Belchior também informou que o governo está enviando ao Congresso Nacional um novo projeto de lei com urgência constitucional, para preencher os "vácuos" deixados pelos vetos e evitar insegurança jurídica.
Em relação ao Licenciamento por Adesão e Compromisso (LAC), que permite licenciamento automático e era uma das partes polêmicas do texto, o presidente Lula restringiu trecho que previa um licença ambiental por adesão de compromisso de 5 a 10 anos para atividades de pequeno e médio poluidor. Agora, vai valer apenas para os empreendimentos de baixo potencial poluente.

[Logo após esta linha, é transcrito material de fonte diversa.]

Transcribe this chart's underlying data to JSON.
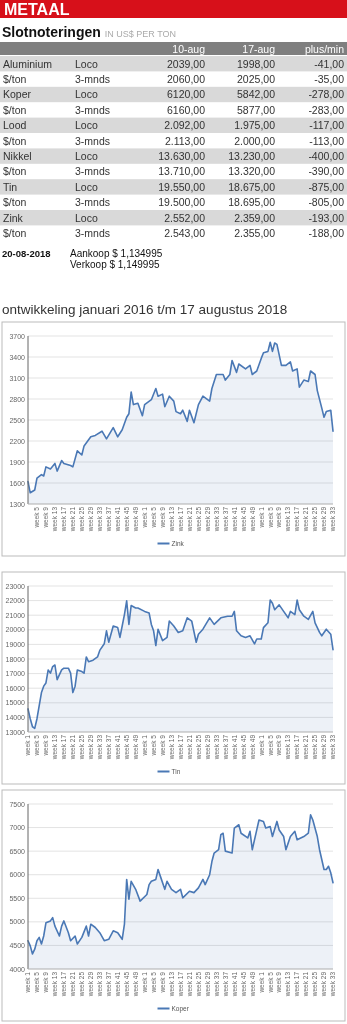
{
  "chart_data": [
    {
      "type": "other",
      "title": "Slotnoteringen",
      "subtitle": "IN US$ PER TON",
      "annotations": [
        "METAAL",
        "10-aug",
        "17-aug",
        "plus/min",
        "Aluminium",
        "Loco",
        "2039,00",
        "1998,00",
        "-41,00",
        "$/ton",
        "3-mnds",
        "2060,00",
        "2025,00",
        "-35,00",
        "Koper",
        "Loco",
        "6120,00",
        "5842,00",
        "-278,00",
        "$/ton",
        "3-mnds",
        "6160,00",
        "5877,00",
        "-283,00",
        "Lood",
        "Loco",
        "2.092,00",
        "1.975,00",
        "-117,00",
        "$/ton",
        "3-mnds",
        "2.113,00",
        "2.000,00",
        "-113,00",
        "Nikkel",
        "Loco",
        "13.630,00",
        "13.230,00",
        "-400,00",
        "$/ton",
        "3-mnds",
        "13.710,00",
        "13.320,00",
        "-390,00",
        "Tin",
        "Loco",
        "19.550,00",
        "18.675,00",
        "-875,00",
        "$/ton",
        "3-mnds",
        "19.500,00",
        "18.695,00",
        "-805,00",
        "Zink",
        "Loco",
        "2.552,00",
        "2.359,00",
        "-193,00",
        "$/ton",
        "3-mnds",
        "2.543,00",
        "2.355,00",
        "-188,00",
        "20-08-2018",
        "Aankoop $ 1,134995",
        "Verkoop $ 1,149995"
      ]
    },
    {
      "type": "area",
      "title": "ontwikkeling januari 2016 t/m 17 augustus 2018",
      "ylim": [
        1300,
        3700
      ],
      "yticks": [
        1300,
        1600,
        1900,
        2200,
        2500,
        2800,
        3100,
        3400,
        3700
      ],
      "grid": "y",
      "legend": "bottom",
      "categories": [
        null,
        null,
        null,
        null,
        "week 5",
        null,
        null,
        null,
        "week 9",
        null,
        null,
        null,
        "week 13",
        null,
        null,
        null,
        "week 17",
        null,
        null,
        null,
        "week 21",
        null,
        null,
        null,
        "week 25",
        null,
        null,
        null,
        "week 29",
        null,
        null,
        null,
        "week 33",
        null,
        null,
        null,
        "week 37",
        null,
        null,
        null,
        "week 41",
        null,
        null,
        null,
        "week 45",
        null,
        null,
        null,
        "week 49",
        null,
        null,
        null,
        "week 1",
        null,
        null,
        null,
        "week 5",
        null,
        null,
        null,
        "week 9",
        null,
        null,
        null,
        "week 13",
        null,
        null,
        null,
        "week 17",
        null,
        null,
        null,
        "week 21",
        null,
        null,
        null,
        "week 25",
        null,
        null,
        null,
        "week 29",
        null,
        null,
        null,
        "week 33",
        null,
        null,
        null,
        "week 37",
        null,
        null,
        null,
        "week 41",
        null,
        null,
        null,
        "week 45",
        null,
        null,
        null,
        "week 49",
        null,
        null,
        null,
        "week 1",
        null,
        null,
        null,
        "week 5",
        null,
        null,
        null,
        "week 9",
        null,
        null,
        null,
        "week 13",
        null,
        null,
        null,
        "week 17",
        null,
        null,
        null,
        "week 21",
        null,
        null,
        null,
        "week 25",
        null,
        null,
        null,
        "week 29",
        null,
        null,
        null,
        "week 33"
      ],
      "series": [
        {
          "name": "Zink",
          "color": "#4a78b5",
          "values": [
            1620,
            1460,
            null,
            1500,
            1670,
            null,
            1720,
            1700,
            1830,
            null,
            1800,
            null,
            1880,
            1770,
            null,
            1920,
            1880,
            null,
            null,
            1850,
            1830,
            null,
            2060,
            null,
            2000,
            2130,
            null,
            null,
            2260,
            null,
            2280,
            null,
            null,
            2340,
            null,
            2230,
            null,
            null,
            2390,
            null,
            2260,
            null,
            2360,
            null,
            2540,
            2590,
            2900,
            2720,
            null,
            2740,
            null,
            2560,
            2720,
            null,
            null,
            2790,
            null,
            2950,
            2840,
            null,
            2870,
            2690,
            null,
            2840,
            null,
            2770,
            2620,
            null,
            2590,
            2640,
            null,
            2480,
            2640,
            null,
            2460,
            null,
            2720,
            null,
            2840,
            null,
            null,
            2770,
            2950,
            null,
            3150,
            null,
            null,
            3150,
            3070,
            null,
            3150,
            3350,
            null,
            3180,
            3300,
            null,
            null,
            3230,
            null,
            3280,
            3150,
            null,
            3200,
            null,
            3380,
            3460,
            null,
            3480,
            3610,
            3480,
            3600,
            3580,
            null,
            3280,
            null,
            3280,
            null,
            3330,
            3200,
            null,
            3230,
            2970,
            null,
            3070,
            null,
            3050,
            3200,
            null,
            3150,
            2920,
            null,
            2670,
            2540,
            2620,
            null,
            2640,
            2340
          ]
        }
      ]
    },
    {
      "type": "area",
      "ylim": [
        13000,
        23000
      ],
      "yticks": [
        13000,
        14000,
        15000,
        16000,
        17000,
        18000,
        19000,
        20000,
        21000,
        22000,
        23000
      ],
      "grid": "y",
      "legend": "bottom",
      "categories": [
        "week 1",
        null,
        null,
        null,
        "week 5",
        null,
        null,
        null,
        "week 9",
        null,
        null,
        null,
        "week 13",
        null,
        null,
        null,
        "week 17",
        null,
        null,
        null,
        "week 21",
        null,
        null,
        null,
        "week 25",
        null,
        null,
        null,
        "week 29",
        null,
        null,
        null,
        "week 33",
        null,
        null,
        null,
        "week 37",
        null,
        null,
        null,
        "week 41",
        null,
        null,
        null,
        "week 45",
        null,
        null,
        null,
        "week 49",
        null,
        null,
        null,
        "week 1",
        null,
        null,
        null,
        "week 5",
        null,
        null,
        null,
        "week 9",
        null,
        null,
        null,
        "week 13",
        null,
        null,
        null,
        "week 17",
        null,
        null,
        null,
        "week 21",
        null,
        null,
        null,
        "week 25",
        null,
        null,
        null,
        "week 29",
        null,
        null,
        null,
        "week 33",
        null,
        null,
        null,
        "week 37",
        null,
        null,
        null,
        "week 41",
        null,
        null,
        null,
        "week 45",
        null,
        null,
        null,
        "week 49",
        null,
        null,
        null,
        "week 1",
        null,
        null,
        null,
        "week 5",
        null,
        null,
        null,
        "week 9",
        null,
        null,
        null,
        "week 13",
        null,
        null,
        null,
        "week 17",
        null,
        null,
        null,
        "week 21",
        null,
        null,
        null,
        "week 25",
        null,
        null,
        null,
        "week 29",
        null,
        null,
        null,
        "week 33"
      ],
      "series": [
        {
          "name": "Tin",
          "color": "#4a78b5",
          "values": [
            14580,
            13910,
            13360,
            13250,
            13910,
            14800,
            15700,
            16140,
            16360,
            17250,
            17030,
            17480,
            17590,
            16590,
            null,
            17250,
            17370,
            null,
            17370,
            17030,
            15700,
            16140,
            17250,
            null,
            17140,
            17030,
            18140,
            17810,
            null,
            17920,
            null,
            18140,
            18590,
            null,
            19040,
            19930,
            19150,
            null,
            20260,
            null,
            20150,
            19480,
            20260,
            21040,
            21980,
            20370,
            21660,
            null,
            21490,
            21490,
            null,
            null,
            21260,
            null,
            21150,
            20370,
            19930,
            18920,
            20040,
            null,
            19260,
            null,
            19480,
            20600,
            null,
            20260,
            null,
            19820,
            null,
            19930,
            null,
            20820,
            null,
            20600,
            null,
            19150,
            19700,
            null,
            20040,
            null,
            null,
            20820,
            null,
            20370,
            null,
            null,
            20820,
            null,
            null,
            20930,
            null,
            20930,
            21260,
            19930,
            null,
            19590,
            null,
            19480,
            null,
            19590,
            null,
            19040,
            19370,
            null,
            19370,
            20150,
            null,
            20480,
            22040,
            21820,
            21370,
            null,
            21710,
            null,
            21260,
            null,
            20820,
            21260,
            null,
            21040,
            22040,
            21370,
            null,
            20930,
            null,
            20710,
            null,
            21260,
            20480,
            null,
            19820,
            19590,
            null,
            20040,
            null,
            19700,
            18640
          ]
        }
      ]
    },
    {
      "type": "area",
      "ylim": [
        4000,
        7500
      ],
      "yticks": [
        4000,
        4500,
        5000,
        5500,
        6000,
        6500,
        7000,
        7500
      ],
      "grid": "y",
      "legend": "bottom",
      "categories": [
        "week 1",
        null,
        null,
        null,
        "week 5",
        null,
        null,
        null,
        "week 9",
        null,
        null,
        null,
        "week 13",
        null,
        null,
        null,
        "week 17",
        null,
        null,
        null,
        "week 21",
        null,
        null,
        null,
        "week 25",
        null,
        null,
        null,
        "week 29",
        null,
        null,
        null,
        "week 33",
        null,
        null,
        null,
        "week 37",
        null,
        null,
        null,
        "week 41",
        null,
        null,
        null,
        "week 45",
        null,
        null,
        null,
        "week 49",
        null,
        null,
        null,
        "week 1",
        null,
        null,
        null,
        "week 5",
        null,
        null,
        null,
        "week 9",
        null,
        null,
        null,
        "week 13",
        null,
        null,
        null,
        "week 17",
        null,
        null,
        null,
        "week 21",
        null,
        null,
        null,
        "week 25",
        null,
        null,
        null,
        "week 29",
        null,
        null,
        null,
        "week 33",
        null,
        null,
        null,
        "week 37",
        null,
        null,
        null,
        "week 41",
        null,
        null,
        null,
        "week 45",
        null,
        null,
        null,
        "week 49",
        null,
        null,
        null,
        "week 1",
        null,
        null,
        null,
        "week 5",
        null,
        null,
        null,
        "week 9",
        null,
        null,
        null,
        "week 13",
        null,
        null,
        null,
        "week 17",
        null,
        null,
        null,
        "week 21",
        null,
        null,
        null,
        "week 25",
        null,
        null,
        null,
        "week 29",
        null,
        null,
        null,
        "week 33"
      ],
      "series": [
        {
          "name": "Koper",
          "color": "#4a78b5",
          "values": [
            4600,
            4490,
            4320,
            4420,
            4600,
            4670,
            4530,
            4700,
            4980,
            null,
            5020,
            5090,
            4910,
            null,
            4700,
            4910,
            5020,
            null,
            4770,
            4600,
            null,
            4700,
            4530,
            null,
            4670,
            null,
            4910,
            4700,
            4950,
            null,
            4880,
            null,
            4770,
            null,
            4600,
            null,
            4630,
            null,
            4810,
            null,
            4770,
            null,
            4630,
            4950,
            5900,
            5480,
            5860,
            null,
            5690,
            null,
            5440,
            null,
            null,
            5580,
            5790,
            5860,
            null,
            5900,
            6110,
            5970,
            null,
            5690,
            5860,
            null,
            5690,
            null,
            5620,
            null,
            5690,
            5510,
            null,
            null,
            5650,
            null,
            5620,
            null,
            5720,
            null,
            5900,
            5790,
            null,
            6000,
            6280,
            6460,
            null,
            6530,
            6850,
            6880,
            6500,
            null,
            null,
            6460,
            6990,
            null,
            7060,
            6880,
            null,
            null,
            6780,
            6920,
            6530,
            null,
            6950,
            7160,
            null,
            7130,
            6990,
            null,
            7020,
            6810,
            null,
            7130,
            6950,
            null,
            6810,
            6530,
            null,
            6810,
            null,
            6920,
            6740,
            null,
            null,
            6810,
            null,
            6880,
            7270,
            7160,
            null,
            6810,
            6530,
            null,
            6110,
            6110,
            6180,
            6040,
            5830
          ]
        }
      ]
    }
  ]
}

"A LAC, quando se coloca ela pra empreendimentos de médio impacto poluidor, isso não é algo aceitável. Então não vai ter licenciamento monofásico. Foi um trabalho minucioso. Mais de 70% da população estava preocupada. É um esforço grande pra ganhar agilidade no licenciamento de obras, mas sem perda de qualidade na proteção ao meio ambiental", disse a ministra do Meio Ambiente e Mudança do Clima, Marina Silva.
Outro ponto também discutido foi sobre a Mata Atlântica. O governo vetou a retirada do regime de proteção especial previsto na Lei da Mata Atlântica em relação à supressão de floresta nativa. Entre os vetos, estão: a dispensa de análise do Cadastro Ambiental Rural (CAR), artigo que retirava o caráter vinculante de manifestação de órgãos gestores de Unidades de Conservação (UCs) e dispositivos que contrariavam a proteção dos povos indígenas.
Pontos polêmicos
Entre os trechos mais criticados está a emenda do presidente do Senado, Davi Alcolumbre (União Brasil-AP), que cria a Licença Ambiental Especial (LAE). O mecanismo prevê um trâmite mais simplificado para empreendimentos estratégicos, com aprovação obrigatória em até 12 meses, mesmo que haja risco de danos ambientais.
Outro ponto polêmico é a já citada Licença por Adesão e Compromisso (LAC), que prevê emissão de forma automática pelo próprio empreendedor para atividades de pequeno e médio porte, mediante compromisso de cumprimento das exigências ambientais.
O projeto foi extremamente criticado por ambientalistas e patrocinado por setores industriais e do agronegócio. Agora, os pontos serão discutidos novamente no Congresso, para um acordo mútuo entre Executivo e Legislativo.
Os vetos deverão ser publicados ainda hoje em edição extra do Diário Oficial da União (DOU).